Esattamente 10 anni fa iniziava il conflitto siriano: prima sotto forma di dimostrazioni contro il Governo centrale di Bashar al Assad, poi, dopo pochi mesi, le manifestazioni hanno ceduto il posto a una vera e propria guerra civile. Una guerra che ha provocato circa mezzo milione di morti e costretto 10 milioni di persone a lasciare le loro abitazioni. Nel 2014 la RSI incontrò una delle prime famiglie siriane accolte in Ticino, che allora venne sistemata presso l’ostello di Cavergno, in Vallemaggia. Saliba Toma, il figlio minore, allora aveva 25 anni. A quei tempi auspicava di poter continuare a svolgere il suo lavoro, ossia riparatore di elettrodomestici. Abbiamo rintracciato Saliba, che ora vive a Lugano, che ci racconta: “Ho fatto questo lavoro per 13 anni in Siria, ma qui non sono riuscito: è difficile senza un diploma".
Quando sei arrivato l’italiano non lo sapevi, ora invece lo parli bene…
“Sì, non molto bene, ma quando siamo arrivati a Lugano ho fatto due corsi di italiano, poi ho cercato un lavoro, ora sono aiuto cuoco. Ho un contratto al 20% in un ristorante di Maroggia, prima ho lavorato per un anno alla mensa sociale del Centro Bethlehem, alla Resega. Ho conosciuto Fra Martino Dotta. Quando arrivava chiedeva: ‘Chi ha fatto il risotto?’. Gli rispondevo che ero stato io e allora lo mangiava, gli piaceva molto”.

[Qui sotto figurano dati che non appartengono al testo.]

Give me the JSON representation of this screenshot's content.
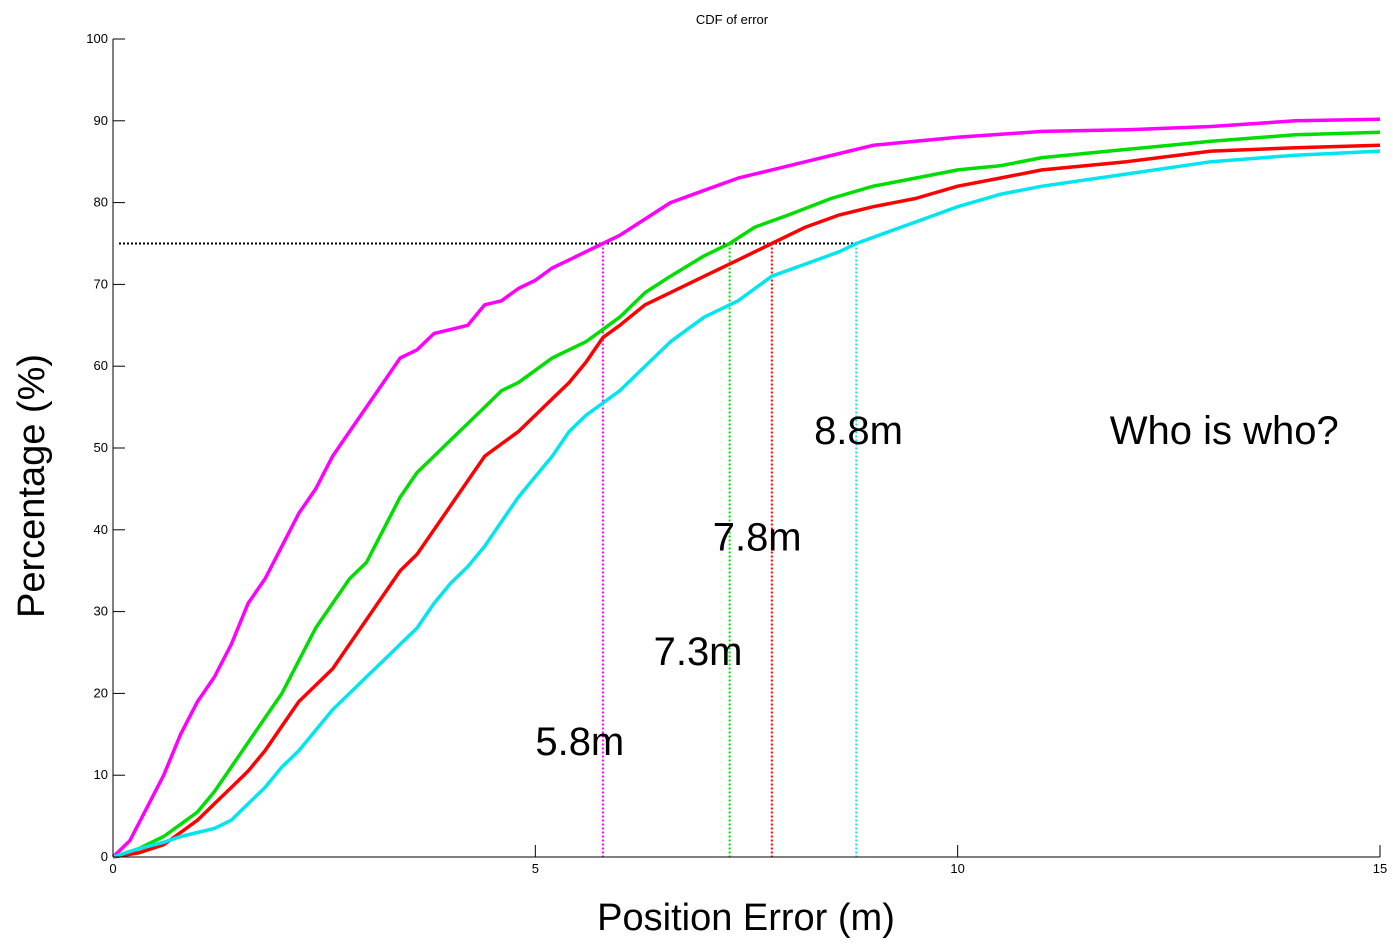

Tu e la tua famiglia siete di confessione cristiana?
“Sì, ortodossi: parliamo l’aramaico. Ogni tanto andiamo a messa a Lugano” (In Ticino esista una nutrita comunità aramaica, ndr.).
Pensi mai alla Siria?
“Sì, quando penso al passato non è facile… Ogni tanto parlo con i miei amici e ho ancora parenti giù. Un po’ mi manca la Siria, ma non ci possiamo andare, c’è ancora la guerra. Io provengo da un paese sul confine con la Turchia e l’Iraq: ci sono problemi lì in questo momento. In Siria non c’è futuro: siamo arrivati in Svizzera e ora dobbiamo sempre guardare avanti. Ma a causa della crisi del coronavirus sono a casa da dicembre, spero di poter tornare a lavorare il mese prossimo”.